Chinese Buyers Defaulting On Commodity Shipments As Prices Plunge

Tyler Durden's picture

One can come up with massively complicated explanations for why the Chinese commodity bubble is popping including inventory of various colors, repos, etc, but when all is said and done, the explanation is quite simple, and is reminiscent of what happened in the US with housing back in 2007: everyone was convinced prices would only go up, and underlying assets was pledged as debt collateral at > 100 LTV... and then everything blew up. Precisely the same thing is happening in China right now, where buyers of commodities thought prices could only go up, up, up and instead got a nasty surprise: prices went down. Big.
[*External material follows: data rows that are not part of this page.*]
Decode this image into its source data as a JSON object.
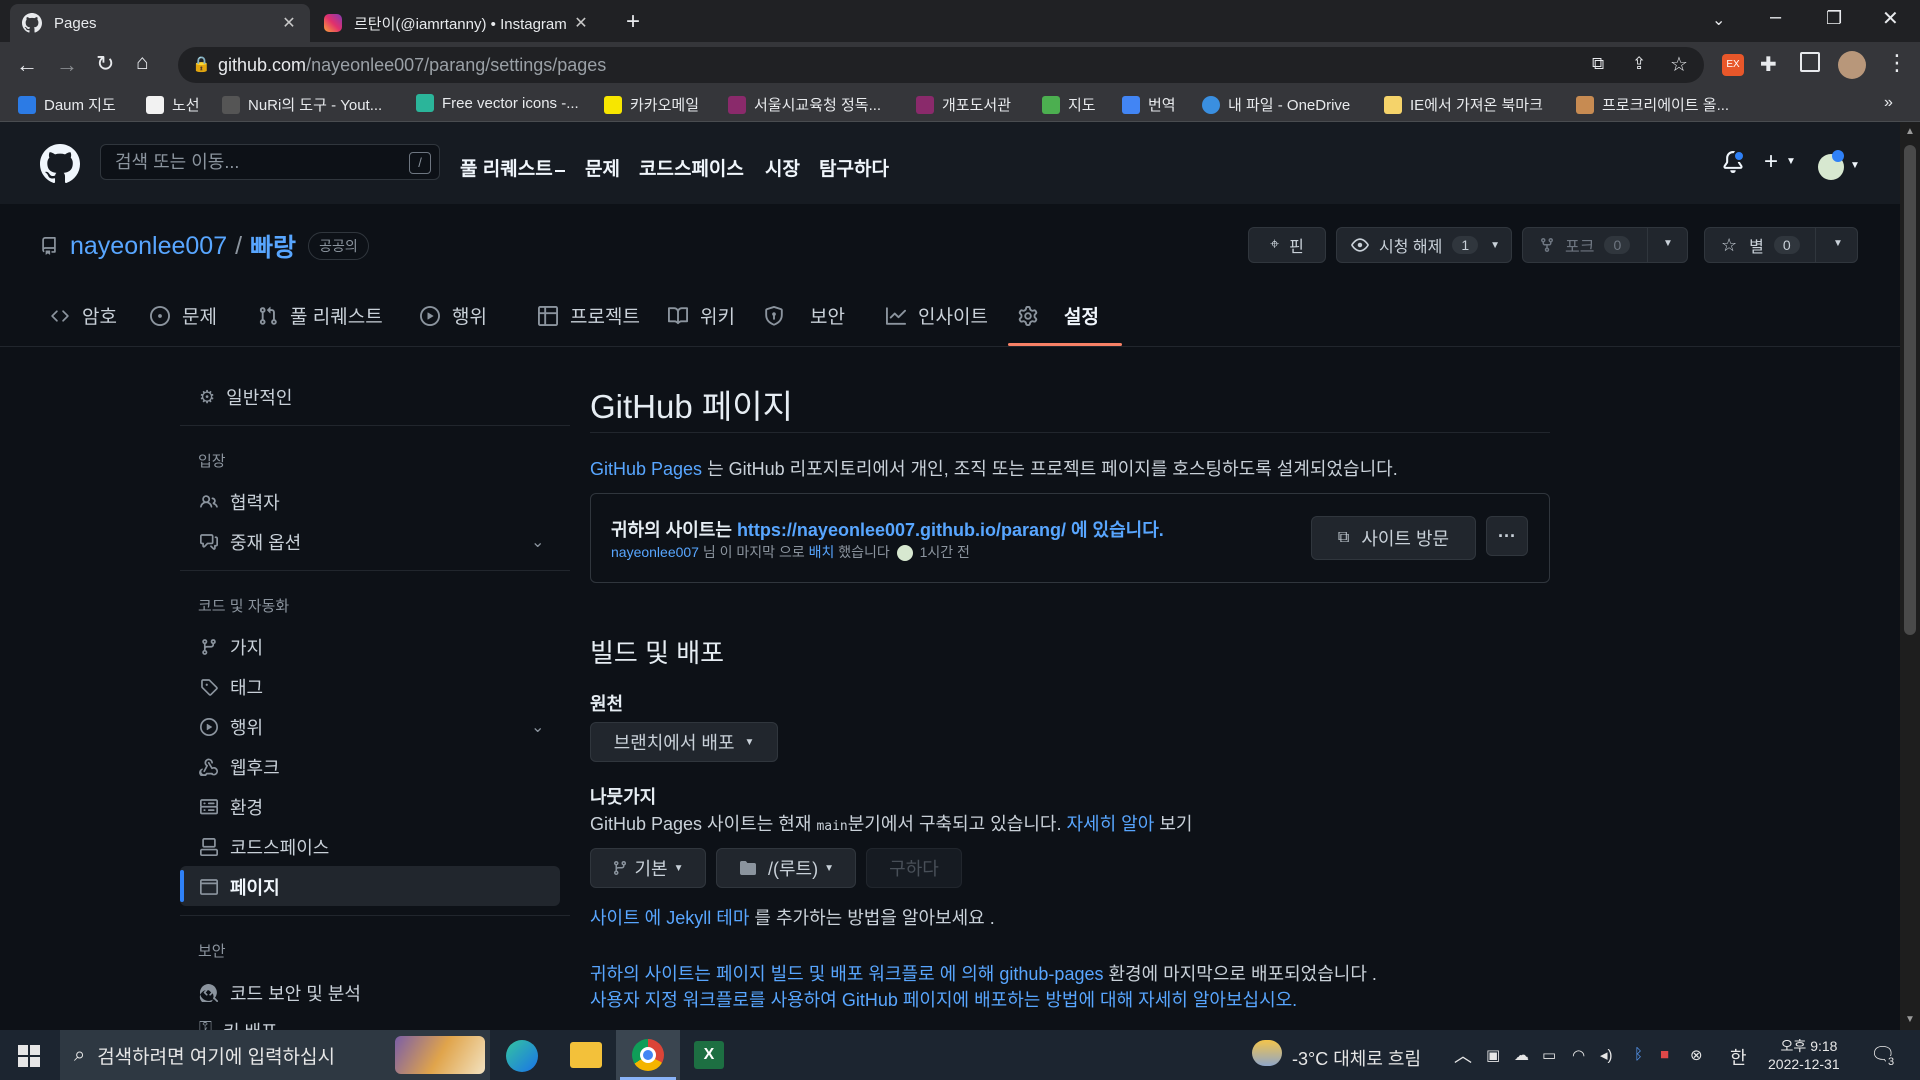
{
  "browser": {
    "tabs": [
      {
        "title": "Pages",
        "active": true
      },
      {
        "title": "르탄이(@iamrtanny) • Instagram",
        "active": false
      }
    ],
    "url_host": "github.com",
    "url_path": "/nayeonlee007/parang/settings/pages",
    "bookmarks": [
      "Daum 지도",
      "노선",
      "NuRi의 도구 - Yout...",
      "Free vector icons -...",
      "카카오메일",
      "서울시교육청 정독...",
      "개포도서관",
      "지도",
      "번역",
      "내 파일 - OneDrive",
      "IE에서 가져온 북마크",
      "프로크리에이트 올..."
    ]
  },
  "header": {
    "search_placeholder": "검색 또는 이동...",
    "slash": "/",
    "nav": [
      "풀 리퀘스트",
      "문제",
      "코드스페이스",
      "시장",
      "탐구하다"
    ]
  },
  "repo": {
    "owner": "nayeonlee007",
    "separator": "/",
    "name": "빠랑",
    "visibility": "공공의",
    "pin_label": "핀",
    "watch_label": "시청 해제",
    "watch_count": "1",
    "fork_label": "포크",
    "fork_count": "0",
    "star_label": "별",
    "star_count": "0",
    "tabs": [
      "암호",
      "문제",
      "풀 리퀘스트",
      "행위",
      "프로젝트",
      "위키",
      "보안",
      "인사이트",
      "설정"
    ]
  },
  "sidebar": {
    "general": "일반적인",
    "section_access": "입장",
    "collaborators": "협력자",
    "moderation": "중재 옵션",
    "section_code": "코드 및 자동화",
    "branches": "가지",
    "tags": "태그",
    "actions": "행위",
    "webhooks": "웹후크",
    "environments": "환경",
    "codespaces": "코드스페이스",
    "pages": "페이지",
    "section_security": "보안",
    "code_security": "코드 보안 및 분석",
    "deploy_keys": "키 배포"
  },
  "main": {
    "title": "GitHub 페이지",
    "intro_link": "GitHub Pages",
    "intro_text": "는 GitHub 리포지토리에서 개인, 조직 또는 프로젝트 페이지를 호스팅하도록 설계되었습니다.",
    "site_prefix": "귀하의 사이트는",
    "site_url": "https://nayeonlee007.github.io/parang/",
    "site_suffix": "에 있습니다.",
    "deploy_user": "nayeonlee007",
    "deploy_text1": "님 이 마지막 으로",
    "deploy_link": "배치",
    "deploy_text2": "했습니다",
    "deploy_time": "1시간 전",
    "visit_site": "사이트 방문",
    "more": "···",
    "build_title": "빌드 및 배포",
    "source_label": "원천",
    "source_value": "브랜치에서 배포",
    "branch_label": "나뭇가지",
    "branch_text1": "GitHub Pages 사이트는 현재",
    "branch_code": "main",
    "branch_text2": "분기에서 구축되고 있습니다.",
    "branch_link": "자세히 알아",
    "branch_text3": "보기",
    "branch_select": "기본",
    "folder_select": "/(루트)",
    "save_button": "구하다",
    "jekyll_link1": "사이트 에",
    "jekyll_link2": "Jekyll 테마",
    "jekyll_text": "를 추가하는 방법을 알아보세요 .",
    "workflow_link1": "귀하의 사이트는",
    "workflow_link2": "페이지 빌드 및 배포 워크플로",
    "workflow_link3": "에 의해",
    "workflow_link4": "github-pages",
    "workflow_text": "환경에 마지막으로 배포되었습니다 .",
    "custom_link": "사용자 지정 워크플로를 사용하여 GitHub 페이지에 배포하는 방법에 대해 자세히 알아보십시오."
  },
  "taskbar": {
    "search_placeholder": "검색하려면 여기에 입력하십시",
    "weather": "-3°C 대체로 흐림",
    "ime": "한",
    "time": "오후 9:18",
    "date": "2022-12-31",
    "notifications": "3"
  },
  "colors": {
    "bg": "#0d1117",
    "header_bg": "#161b22",
    "link": "#58a6ff",
    "active_tab_underline": "#f78166"
  }
}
As a result, many are not even waiting for their orders to come in, but are defaulting on orders with shipments en route.
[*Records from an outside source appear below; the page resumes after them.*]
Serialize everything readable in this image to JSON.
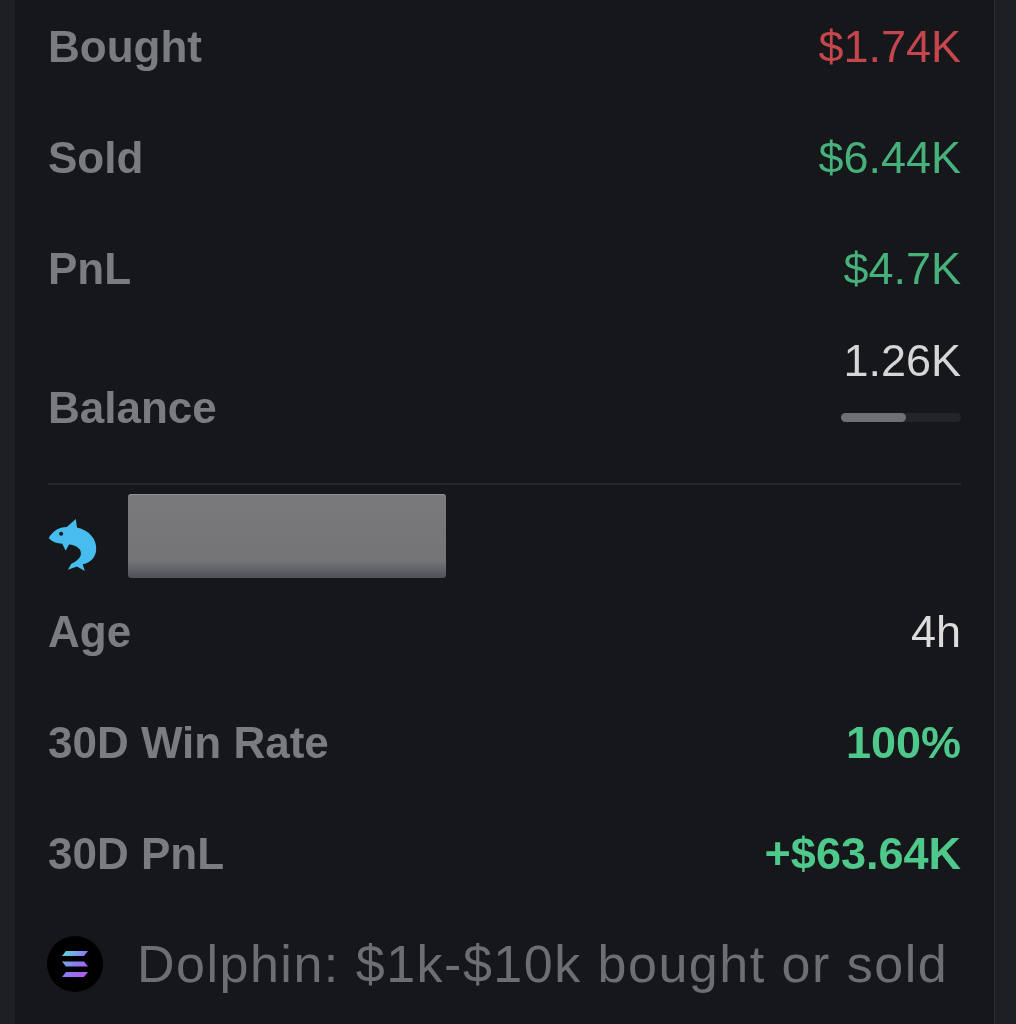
{
  "trade_stats": [
    {
      "label": "Bought",
      "value": "$1.74K",
      "color": "#c6464e"
    },
    {
      "label": "Sold",
      "value": "$6.44K",
      "color": "#46b17b"
    },
    {
      "label": "PnL",
      "value": "$4.7K",
      "color": "#46b17b"
    }
  ],
  "balance": {
    "label": "Balance",
    "value": "1.26K",
    "level": 0.54
  },
  "wallet_stats": [
    {
      "label": "Age",
      "value": "4h",
      "color": "#dcdcdc",
      "bold": false
    },
    {
      "label": "30D Win Rate",
      "value": "100%",
      "color": "#4fc98b",
      "bold": true
    },
    {
      "label": "30D PnL",
      "value": "+$63.64K",
      "color": "#4fc98b",
      "bold": true
    }
  ],
  "footer": {
    "text": "Dolphin: $1k-$10k bought or sold"
  }
}
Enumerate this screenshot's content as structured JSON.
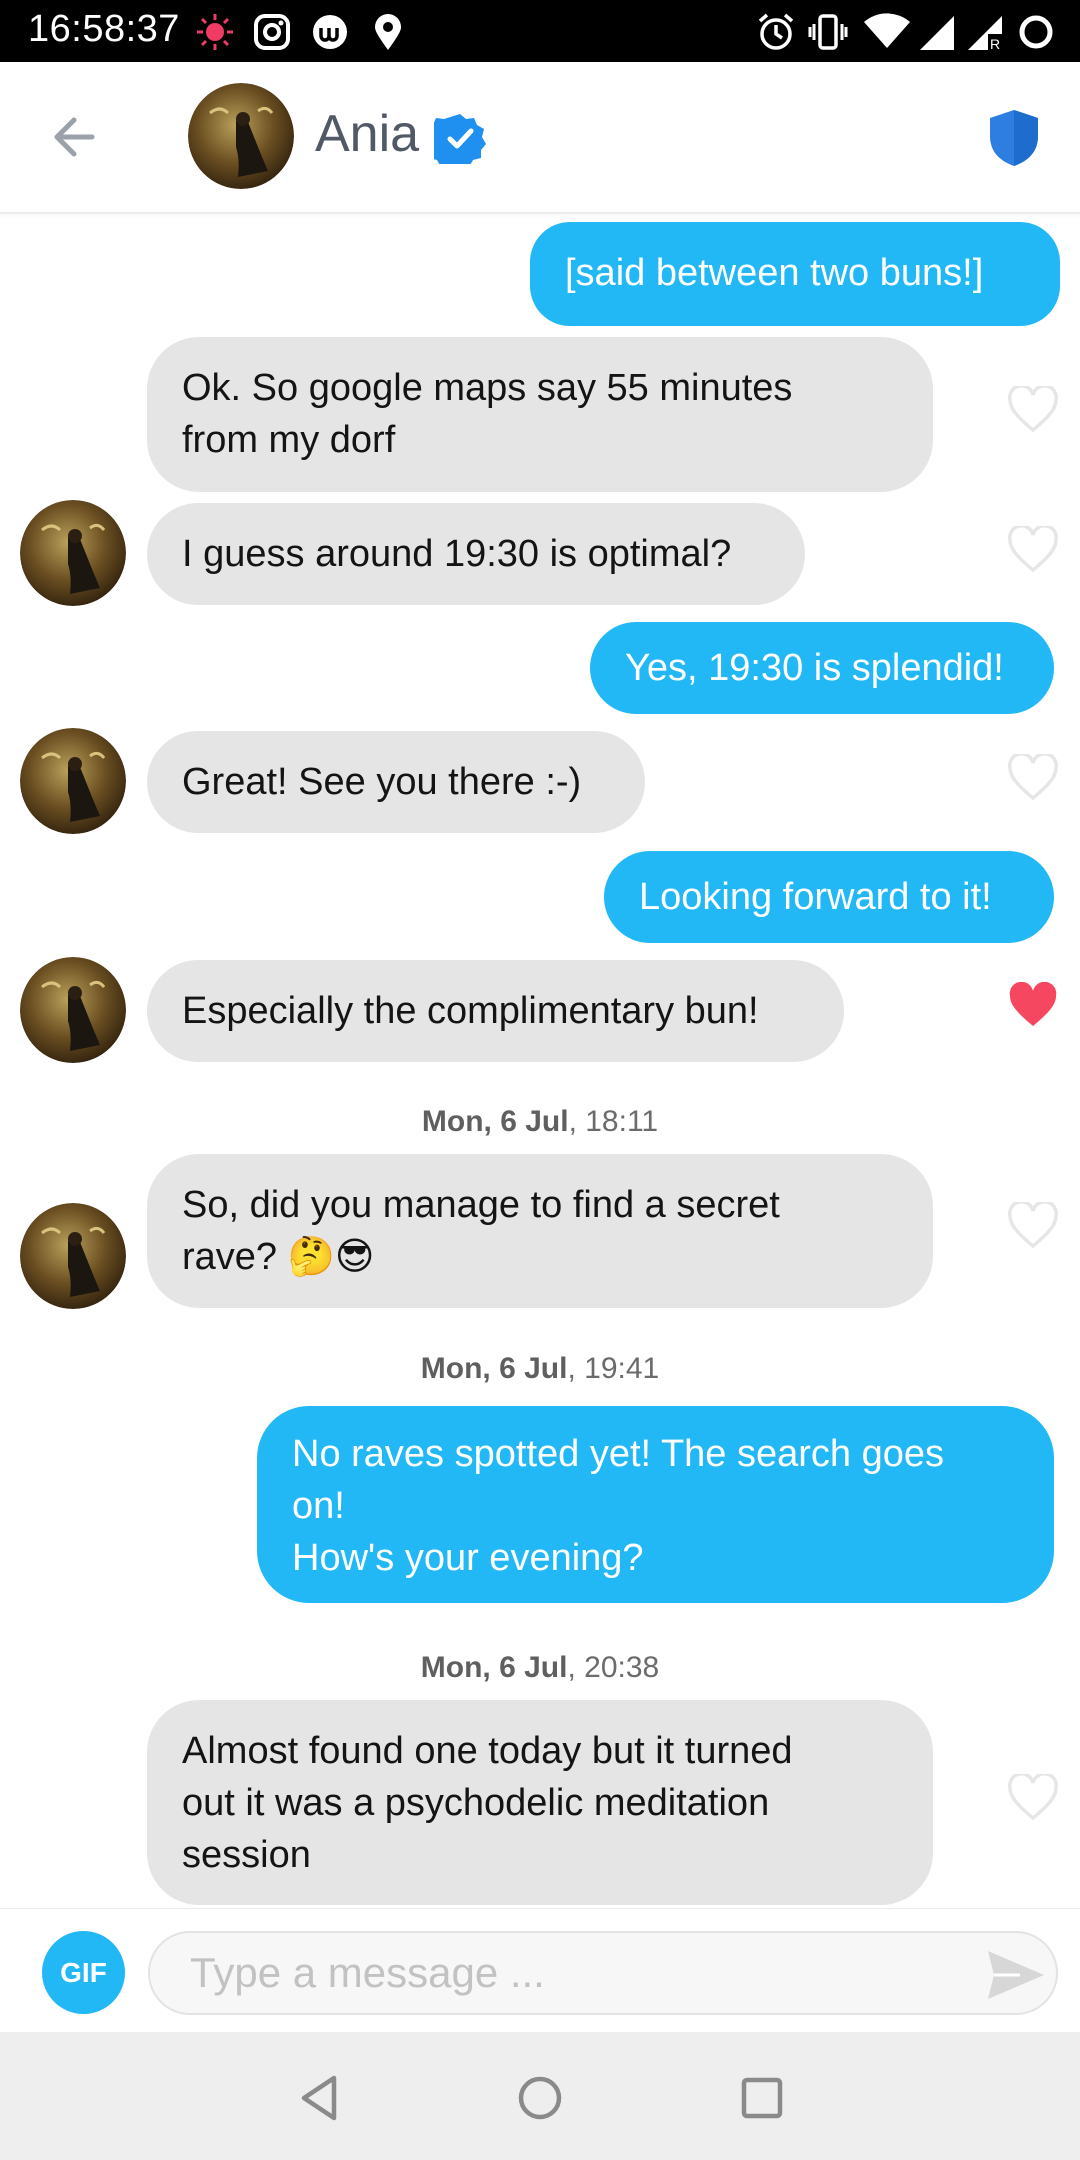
{
  "status_bar": {
    "time": "16:58:37",
    "icons": [
      "record-icon",
      "instagram-icon",
      "app-icon",
      "location-icon",
      "alarm-icon",
      "vibrate-icon",
      "wifi-icon",
      "signal-icon",
      "signal-roaming-icon",
      "battery-icon"
    ]
  },
  "header": {
    "name": "Ania",
    "verified": true,
    "back_icon": "back-arrow-icon",
    "shield_icon": "shield-icon"
  },
  "colors": {
    "accent": "#22b8f6",
    "incoming_bubble": "#e5e5e5",
    "heart_liked": "#f5475f",
    "heart_empty": "#e6e6e6"
  },
  "messages": [
    {
      "text": "[said between two buns!]"
    },
    {
      "text": "Ok. So google maps say 55 minutes\nfrom my dorf",
      "liked": false
    },
    {
      "text": "I guess around 19:30 is optimal?",
      "liked": false
    },
    {
      "text": "Yes, 19:30 is splendid!"
    },
    {
      "text": "Great! See you there :-)",
      "liked": false
    },
    {
      "text": "Looking forward to it!"
    },
    {
      "text": "Especially the complimentary bun!",
      "liked": true
    },
    {
      "text": "So, did you manage to find a secret\nrave? 🤔😎",
      "liked": false
    },
    {
      "text": "No raves spotted yet! The search goes\non!\nHow's your evening?"
    },
    {
      "text": "Almost found one today but it turned\nout it was a psychodelic meditation\nsession",
      "liked": false
    }
  ],
  "dates": [
    {
      "day": "Mon, 6 Jul",
      "time": ", 18:11"
    },
    {
      "day": "Mon, 6 Jul",
      "time": ", 19:41"
    },
    {
      "day": "Mon, 6 Jul",
      "time": ", 20:38"
    }
  ],
  "composer": {
    "gif_label": "GIF",
    "placeholder": "Type a message ...",
    "send_icon": "send-icon"
  },
  "nav": {
    "icons": [
      "back-triangle-icon",
      "home-circle-icon",
      "recents-square-icon"
    ]
  }
}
From Reuters: "Chinese buyers are deferring delivery or have defaulted on coal and iron ore deliveries following a drop in prices, traders said, providing more evidence that a slowdown in the world's second-largest economy is hitting its appetite for commodities. China is the world's biggest consumer of iron ore, coal and other base metals, but recent data has shown the economy cooling more quickly than expected, with industrial output growth slowing sharply in April and fixed asset investment, a key driver of the economy, hitting its lowest in nearly a decade. "There are a few distressed cargoes but no one is gung-ho enough to take them. Chinese utilities aren't buying because they have a lot of coal and traders are also afraid of getting burnt. It's very bearish now," said a trader. The defaults in thermal coal over the past week has come after a fall in prices over the past 1 1/2 months, with key coal prices indices in Australia, South Africa and Europe all having fallen around $10 a tonne since early April." And this is the country that over the weekend was rumored to be bailing out the world again? We wonder: will China also bail out FaceBook longs, or will it merely focus on preventing a collapse in its own various commodity bubbles which are starting to pop one after another?

More from Reuters:

At least six defaulted thermal coal cargoes were being re-offered at a discount, traders said, including contracts for shipments from the United States, Colombia and South Africa.


"Many of them signed for the spot cargoes in early April and prices have fallen around $10 a tonne since then. Say if the Chinese traders were buying a cape-sized shipment, they'd be suffering a loss of nearly $1.5 million alone," said a trader at an international firm who has been offered defaulted cargoes.


"That doesn't even take into account the losses on freight rates. So rather than being bankrupted by these deals, they would rather dishonour the contract to survive."


China's premier called for additional efforts to support growth on Sunday, signalling Beijing's willingness to take action to bolster its sagging economy.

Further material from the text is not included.